Stéphane’s real life and dream life become more liquid as he increasingly loses himself in childhood reverie – The Science of Sleep via Gainsbourg’s Stéphanie taps into something yearning and comfortable but sort of horrifying about regression. For all its pastel hues and Velvet Underground covers, there is a strange vein of anxiety that throbs throughout.
ANTICHRIST (2009)
Gainsbourg’s first collaboration with Danish auteur Lars Von Trier; Gainsbourg portrays a woman credited only as “She” opposite Willem Dafoe’s “He”. Antichrist opens as He and She go at it while their tiny child crawls up to the bedroom window, falling to his death. She is crippled with debilitating guilt and grief; he, less so. They retreat to a cabin in the woods where He (a psychotherapist) takes it upon himself to personally counsel her. Increasingly symbolic and surrealist events drive the already manic She to the brink; and what follows is a series of excruciating happenings, in which a self-administered clitoridectamy is not the the most horrifying.
Flagrantly surreal and viscerally awful, this bold and bodily nightmare deconstructs the inherent violence of the patient / doctor dynamic of He and She’s marriage, the screaming cataclysm of grief and the nature of horror itself. In one of the film’s more iconic moments, a disemboweled fox tells He “chaos reigns” - and like, he’s not wrong.
MELANCHOLIA (2011)
The second installment of Lars Von Trier’s “Depression Trilogy” (all of which star Gainsbourg), Melancholia opens as the hopelessly depressed Justine (Kirsten Dunst) and her husband-to-be Michael (Alexander Skarsgård) arrive late to their wedding. It finishes with the literal end of the world, as a rogue planet predicted to pass by earth instead obliterates it.
Gainsbourg plays Justine’s tightly-wound sister Claire, the title character of the second half of the film. A quiet desperation cuts through her otherwise still facade; first refusing to accept the planet’s gloomy fate then suggesting they see-in the apocalypse with “wine on the terrace”. There is a sour sense of misanthropy that underlines the film: Justine declares all life on earth to be “evil”, while Gainsbourg’s ramped up hysteria acts as a stand-in for compassion. Her sharply-edged arms grapple for something to cling onto as the end becomes clear; finding nothing, grasping only at the air.
NYMPHOMANIAC (2014)
“My name is Joe,” Gainsbourg tells a Sex Addiction Anonymous-style group, with a painfully-attentive delivery. “And I’m a nymphomaniac.” Nymphomaniac is in two parts, punctuated with scenes in which Joe tells the fly-fishing obsessed Seligman (Stellan Skarsgård) about her exploits, after her finds her beaten and prostrate, lying in the alley behind his home.
Like Steve McQueen’s Shame, Nymphomaniac meditates on the wretched tedium of addiction – it has a numbing quality, as you are steadily rendered indifferent to the gratuitous smut on account of the sheer and unrelenting volume of it.
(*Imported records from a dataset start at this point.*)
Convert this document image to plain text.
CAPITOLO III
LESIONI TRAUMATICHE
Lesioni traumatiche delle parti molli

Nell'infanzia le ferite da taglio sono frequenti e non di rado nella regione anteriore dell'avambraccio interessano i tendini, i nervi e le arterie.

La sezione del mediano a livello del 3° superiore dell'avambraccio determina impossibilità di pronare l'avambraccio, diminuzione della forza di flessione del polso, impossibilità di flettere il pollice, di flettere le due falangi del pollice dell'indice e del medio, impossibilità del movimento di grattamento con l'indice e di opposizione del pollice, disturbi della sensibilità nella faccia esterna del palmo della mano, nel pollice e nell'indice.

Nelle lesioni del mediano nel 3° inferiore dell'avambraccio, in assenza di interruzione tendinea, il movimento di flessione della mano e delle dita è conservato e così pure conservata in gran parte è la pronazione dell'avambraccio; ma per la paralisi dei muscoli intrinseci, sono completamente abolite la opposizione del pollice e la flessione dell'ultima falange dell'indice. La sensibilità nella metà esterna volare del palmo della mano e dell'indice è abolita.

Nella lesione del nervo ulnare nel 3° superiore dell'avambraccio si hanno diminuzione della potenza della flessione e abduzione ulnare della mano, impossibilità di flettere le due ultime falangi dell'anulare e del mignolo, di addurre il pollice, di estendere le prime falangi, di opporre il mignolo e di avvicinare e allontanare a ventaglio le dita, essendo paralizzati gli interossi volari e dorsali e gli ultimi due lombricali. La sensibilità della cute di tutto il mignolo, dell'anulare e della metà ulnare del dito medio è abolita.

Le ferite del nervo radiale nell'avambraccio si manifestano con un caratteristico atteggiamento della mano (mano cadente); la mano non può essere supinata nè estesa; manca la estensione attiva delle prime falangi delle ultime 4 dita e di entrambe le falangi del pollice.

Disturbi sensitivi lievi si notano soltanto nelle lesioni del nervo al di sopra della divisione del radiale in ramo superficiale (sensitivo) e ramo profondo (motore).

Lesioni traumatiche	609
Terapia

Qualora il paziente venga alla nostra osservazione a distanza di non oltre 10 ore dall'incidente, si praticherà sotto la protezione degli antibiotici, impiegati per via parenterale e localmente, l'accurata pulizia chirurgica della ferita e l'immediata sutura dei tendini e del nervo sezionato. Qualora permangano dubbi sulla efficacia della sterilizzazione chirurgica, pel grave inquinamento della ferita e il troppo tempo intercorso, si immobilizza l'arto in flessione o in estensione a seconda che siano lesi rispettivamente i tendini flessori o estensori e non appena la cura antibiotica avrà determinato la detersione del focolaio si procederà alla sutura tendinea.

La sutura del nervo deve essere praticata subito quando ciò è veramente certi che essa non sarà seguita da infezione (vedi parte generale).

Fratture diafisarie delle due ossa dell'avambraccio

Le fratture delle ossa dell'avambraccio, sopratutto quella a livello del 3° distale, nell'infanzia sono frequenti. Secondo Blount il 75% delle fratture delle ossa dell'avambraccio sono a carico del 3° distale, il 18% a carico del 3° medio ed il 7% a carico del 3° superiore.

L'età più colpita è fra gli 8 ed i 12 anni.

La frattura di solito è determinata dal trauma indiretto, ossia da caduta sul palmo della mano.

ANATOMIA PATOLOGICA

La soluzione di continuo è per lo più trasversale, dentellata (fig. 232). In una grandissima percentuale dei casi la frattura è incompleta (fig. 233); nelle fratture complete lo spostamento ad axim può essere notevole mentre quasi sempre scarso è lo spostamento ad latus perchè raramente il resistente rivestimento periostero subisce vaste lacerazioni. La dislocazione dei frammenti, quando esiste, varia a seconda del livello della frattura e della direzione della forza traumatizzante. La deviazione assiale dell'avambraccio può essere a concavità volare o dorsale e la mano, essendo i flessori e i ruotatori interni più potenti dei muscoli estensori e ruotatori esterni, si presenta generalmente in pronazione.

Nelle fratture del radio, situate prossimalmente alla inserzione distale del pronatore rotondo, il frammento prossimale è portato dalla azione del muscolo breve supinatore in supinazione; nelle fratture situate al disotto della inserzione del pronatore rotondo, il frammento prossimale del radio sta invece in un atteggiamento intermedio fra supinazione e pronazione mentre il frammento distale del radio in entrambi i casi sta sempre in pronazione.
Gainsbourg recounts stories of threesomes with brothers and paying the roundly terrifying K (Jamie Bell) to violently beat her with a cat o’ nine tails, with a dispassionate self-possession – telegraphing her tendency towards oblivion, her desire to be erased – ultimately, her agency and knowing within it.
FURTHER VIEWING
Love, etc is the French adaptation of Julian Barnes mostly achingly-English Talking It Over; rich in dialogue and self-reference, Gainsbourg plays the free-spirited objet d'attraction of two squabbling childhood friends. The Intruder is a meandering domestic noir, in which Gainsbourg plays a woman with a specific iteration of imposter syndrome – convinced she is being stalked by her husband’s late wife. And of course Independence Day: Resurgence – because if you’re not a Lars Von Trier fan, you know, why not?